Oleh: Prabowo Subianto [diambil dari Buku: Catatan Kepemimpinan Militer dari Bab Pengalaman I]
Dalam ratusan tahun sejarahnya, Indonesia telah memiliki pemimpin-pemimpin tangguh, pembela rakyat, dan pejuang keadilan yang dengan berani menentang kolonisasi dan dominasi oleh bangsa lain. Dari Indonesia Timur, sejarah mencatat perjuangan Sultan Hasanuddin. Selama masa pemerintahannya, Sultan Hasanuddin berhasil menggagalkan rencana Belanda untuk mengendalikan Kesultanan Gowa. Sultan Hasanuddin menyatukan kerajaan-kerajaan kecil melawan para penjajah kolonial.
Kadang-kadang, seiring berjalannya waktu, kita cenderung melupakan kisah-kisah leluhur kita. Kadang-kadang kita lupa dengan sejarah kita dan mempertanyakan identitas kita sendiri.

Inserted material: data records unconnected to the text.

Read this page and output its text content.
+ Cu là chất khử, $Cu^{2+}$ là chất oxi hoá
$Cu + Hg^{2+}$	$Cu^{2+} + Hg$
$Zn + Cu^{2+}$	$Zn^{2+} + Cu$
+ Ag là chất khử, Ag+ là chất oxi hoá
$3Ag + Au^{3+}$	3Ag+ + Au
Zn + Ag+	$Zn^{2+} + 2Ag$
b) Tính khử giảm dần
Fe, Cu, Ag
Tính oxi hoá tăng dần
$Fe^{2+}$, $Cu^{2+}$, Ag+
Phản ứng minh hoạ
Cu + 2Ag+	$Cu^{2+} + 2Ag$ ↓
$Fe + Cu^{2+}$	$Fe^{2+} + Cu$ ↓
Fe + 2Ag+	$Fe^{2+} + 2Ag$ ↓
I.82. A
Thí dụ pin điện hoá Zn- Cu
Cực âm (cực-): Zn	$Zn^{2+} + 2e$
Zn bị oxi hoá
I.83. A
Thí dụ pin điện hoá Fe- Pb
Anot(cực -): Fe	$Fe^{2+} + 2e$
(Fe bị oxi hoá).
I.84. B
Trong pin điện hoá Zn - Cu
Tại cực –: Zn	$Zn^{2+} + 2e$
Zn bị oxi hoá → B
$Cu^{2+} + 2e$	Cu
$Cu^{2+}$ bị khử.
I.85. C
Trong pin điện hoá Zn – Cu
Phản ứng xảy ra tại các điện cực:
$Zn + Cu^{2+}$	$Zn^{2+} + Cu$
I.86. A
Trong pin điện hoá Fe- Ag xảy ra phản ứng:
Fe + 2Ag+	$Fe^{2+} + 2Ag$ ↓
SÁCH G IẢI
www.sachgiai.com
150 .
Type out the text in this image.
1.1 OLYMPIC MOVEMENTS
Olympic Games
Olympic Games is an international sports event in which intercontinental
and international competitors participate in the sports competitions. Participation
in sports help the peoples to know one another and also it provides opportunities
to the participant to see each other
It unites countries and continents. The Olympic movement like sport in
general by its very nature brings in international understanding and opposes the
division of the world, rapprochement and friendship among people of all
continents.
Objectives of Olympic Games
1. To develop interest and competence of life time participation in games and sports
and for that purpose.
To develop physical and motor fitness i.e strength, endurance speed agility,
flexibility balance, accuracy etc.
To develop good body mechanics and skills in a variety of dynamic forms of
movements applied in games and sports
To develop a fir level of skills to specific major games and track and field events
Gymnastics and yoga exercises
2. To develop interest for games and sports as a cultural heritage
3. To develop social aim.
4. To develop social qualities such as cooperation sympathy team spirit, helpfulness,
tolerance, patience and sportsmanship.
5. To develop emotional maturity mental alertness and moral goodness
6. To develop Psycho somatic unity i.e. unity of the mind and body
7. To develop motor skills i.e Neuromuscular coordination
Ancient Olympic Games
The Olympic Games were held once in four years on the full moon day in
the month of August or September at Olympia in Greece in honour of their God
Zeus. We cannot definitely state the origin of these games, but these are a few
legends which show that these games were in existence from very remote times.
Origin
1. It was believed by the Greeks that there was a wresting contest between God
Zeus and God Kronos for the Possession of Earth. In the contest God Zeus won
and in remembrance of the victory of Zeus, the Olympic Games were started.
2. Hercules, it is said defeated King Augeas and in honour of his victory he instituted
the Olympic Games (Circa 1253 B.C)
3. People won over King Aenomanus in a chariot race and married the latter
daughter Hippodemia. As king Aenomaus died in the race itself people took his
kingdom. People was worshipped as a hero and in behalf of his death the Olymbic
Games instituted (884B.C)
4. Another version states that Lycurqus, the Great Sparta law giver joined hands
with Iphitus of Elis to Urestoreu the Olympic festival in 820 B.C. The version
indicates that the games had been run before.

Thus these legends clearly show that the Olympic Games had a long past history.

Dari Indonesia Timur, sejarah mencatat perjuangan Sultan Hasanuddin. Sultan Hasanuddin lahir di Makassar pada tahun 1631. Ia adalah putra kedua dari Sultan Malikussaid. Ia juga dijuluki De Haantjes van Het Osten oleh Belanda karena keberaniannya, yang berarti Ayam Jago dari Timur.
Sejak kecil, sudah terlihat bahwa ia memiliki jiwa seorang pemimpin. Selain pintar, ia juga pandai berdagang. Oleh karena itu, ia memiliki jaringan perdagangan yang luas. Ia sering diundang oleh ayahnya untuk menghadiri pertemuan-pertemuan penting dalam harapan mendalami pengetahuan dan seni diplomasi serta peperangan. Ayahnya beberapa kali mempercayakan padanya untuk menjadi duta besar yang mengirim pesan-pesan ke berbagai kerajaan.
Ketika baru berusia 21 tahun, Hasanuddin diangkat sebagai menteri pertahanan Gowa. Setelah menjadi Raja, Sultan Hasanuddin menciptakan beberapa masalah bagi Belanda. Keteguhan hati Sultan Hasanuddin dapat dilihat dalam penolakannya yang gigih terhadap monopoli perdagangan VOC.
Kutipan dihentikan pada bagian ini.